Later this year, there will be a Northeast-focused literature festival in Tripura. However, like most “lit-fests” around the world, this one won’t be about readers and writers, or even books and written texts.
The Listener — organised by Manipur-based Imasi Foundation and INTACH Tripura — is a festival of oral literature concentrating on the Tibeto-Burman group of languages of Northeast India.
In the event, tentatively slated for December, visitors won’t encounter book readings or author-constituted panel discussions, but poems, hymns, ballads and stories — all performed to highlight literature of different kind. “A kind that does not have to be necessarily read. And a kind that is passed down from generation to generation, from mouth to ear,” says Somi Roy, Founder and Managing Trustee, Imasi Foundation.
“All literature festivals in india are about written books. At best, they will have a panel on oral literature. But rarely are entire fests dedicated to oral literature,” says Imphal-based Roy.
While the idea took root in Roy’s home state, Manipur, the festival will cover languages from all the eight Northeastern states. “We can impose political boundaries but there are no boundaries in languages,” says Roy.
A film and media curator, who earlier lived in New York, he was drawn to the larger issue of cultural conservation ever since he started the Imasi Foundation in a bid to to preserve the works of his famous writer mother, the late MK Binodini Devi, a member of the royal family of Manipur.
The festival, which is in its initial stages of planning, will have a variety of performances: a ballad tradition from Manipur, a folk music performance from Nagaland, and so on.
But at the heart of these all is language — many of which are oral, have a very few speakers, and are without scripts and sometimes, even writing systems.
The Northeast, with its rich and diverse tribal culture, accounts for more than 200 literary traditions of the Tibeto-Burman language group, which falls under the Sino-Tibetan family of languages. The very diverse group has many languages which are oral, tribal and performative.
It is these languages, at the risk of fading into oblivion that The Listener is trying to preserve.
“How do we do it?” asks Roy, “By turning these festival performances into archival products.”
In the run up to the festival is a series of workshops — the first of which will take place this month in Delhi — training a cadre of archivists to document each performance.
“What is the song, who is singing it, what does it mean, who is the community who composed it, what is their history, who wrote it, how old is it? These are the questions we will try to answer,” says Roy. The product — in video and audio format — will then be stored in two mammoth and continually growing digital archives at the University of North Texas and the Indira Gandhi National Centre for Arts (IGNCA) Delhi, the two collaborative partners for the exercise.
“We can have people come and tell their stories but if we don’t archive the information, this won’t be more than just a fun, feel-good event,” says Shobhana Chelliah, Professor of Linguistics at the College of Information, University of North Texas. These archival workshops — helmed by Dr Chelliah, along with Ramesh C Gaur, who heads the Kalanidhi Division at the IGNCA — are actually the centrepiece of the festival, and also the first of its kind to happen in India.

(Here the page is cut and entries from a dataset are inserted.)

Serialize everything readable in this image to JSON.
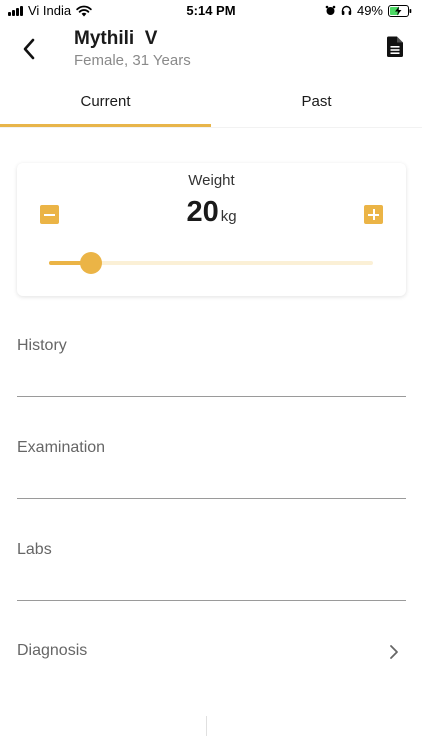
{
  "status_bar": {
    "carrier": "Vi India",
    "time": "5:14 PM",
    "battery_percent": "49%",
    "icons": [
      "signal-icon",
      "wifi-icon",
      "alarm-icon",
      "headphones-icon",
      "battery-charging-icon"
    ]
  },
  "header": {
    "patient_name": "Mythili  V",
    "patient_details": "Female, 31 Years",
    "back_icon": "chevron-left-icon",
    "document_icon": "document-icon"
  },
  "tabs": [
    {
      "label": "Current",
      "selected": true
    },
    {
      "label": "Past",
      "selected": false
    }
  ],
  "weight": {
    "label": "Weight",
    "value": "20",
    "unit": "kg",
    "slider_fraction": 0.13,
    "decrement_icon": "minus-icon",
    "increment_icon": "plus-icon"
  },
  "sections": {
    "history": "History",
    "examination": "Examination",
    "labs": "Labs",
    "diagnosis": "Diagnosis"
  },
  "colors": {
    "accent": "#ebb446",
    "tab_underline": "#e8b54a",
    "slider_track": "#fbf0d6",
    "muted_text": "#8a8a8a",
    "divider": "#9a9a9a"
  }
}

The diversity of the Northeast means that its residents, some belonging to the same state, speak languages of different linguistic families. While Assamese and Bengali fall under the Indo-European family, Manipuri (Meiteillon), Mizo, Bodo, Kachari, Lepcha are some which fall under the Tibetan-Burman group of languages (which, in turn, belongs to the Sino Tibetan family).
“The Sino-Tibetan family includes Chinese has several million speakers. But as you come from China into Southeast Asia and then to India, while there is a rich diversity of languages, the number [of speakers] start to go down,” says Dr Chelliah, adding that some of these languages are spoken by very small tribal communities.
But even within the sub-group, there are variations. For example, there is a well-resourced language like Meitei in Manipur which has a 1500-year-old writing system. “But on the flip side, there are low-resourced ones like Purum, also spoken in Manipur, which has just 300 speakers!” says Dr Chelliah.
While the former is backed by a body of manuscripts, the latter is at the risk of disappearing soon. “These languages, spoken by smaller communities, have less inter-generational transmission,” explains Dr Chelliah. That basically means children, often moving out of their homes, do not end up talking in the language their parents once did.
A host of factors contribute to this — political unrest and economic aspirations, among others.
“Many of these languages don’t have writing systems — and while that is important from the literature point-of-view, it is certainly not the only thing needed to sustain the language,” says Dr Chelliah, “What is really required to sustain a language is a community of speakers preserving it,” says Chelliah.
Roy’s The Listener festival is hoping to inspire people to do just that.
“I want to make people understand that these old stories are not to be dismissed but to be archived. I want people to value the beauty and importance of these traditions,” he says.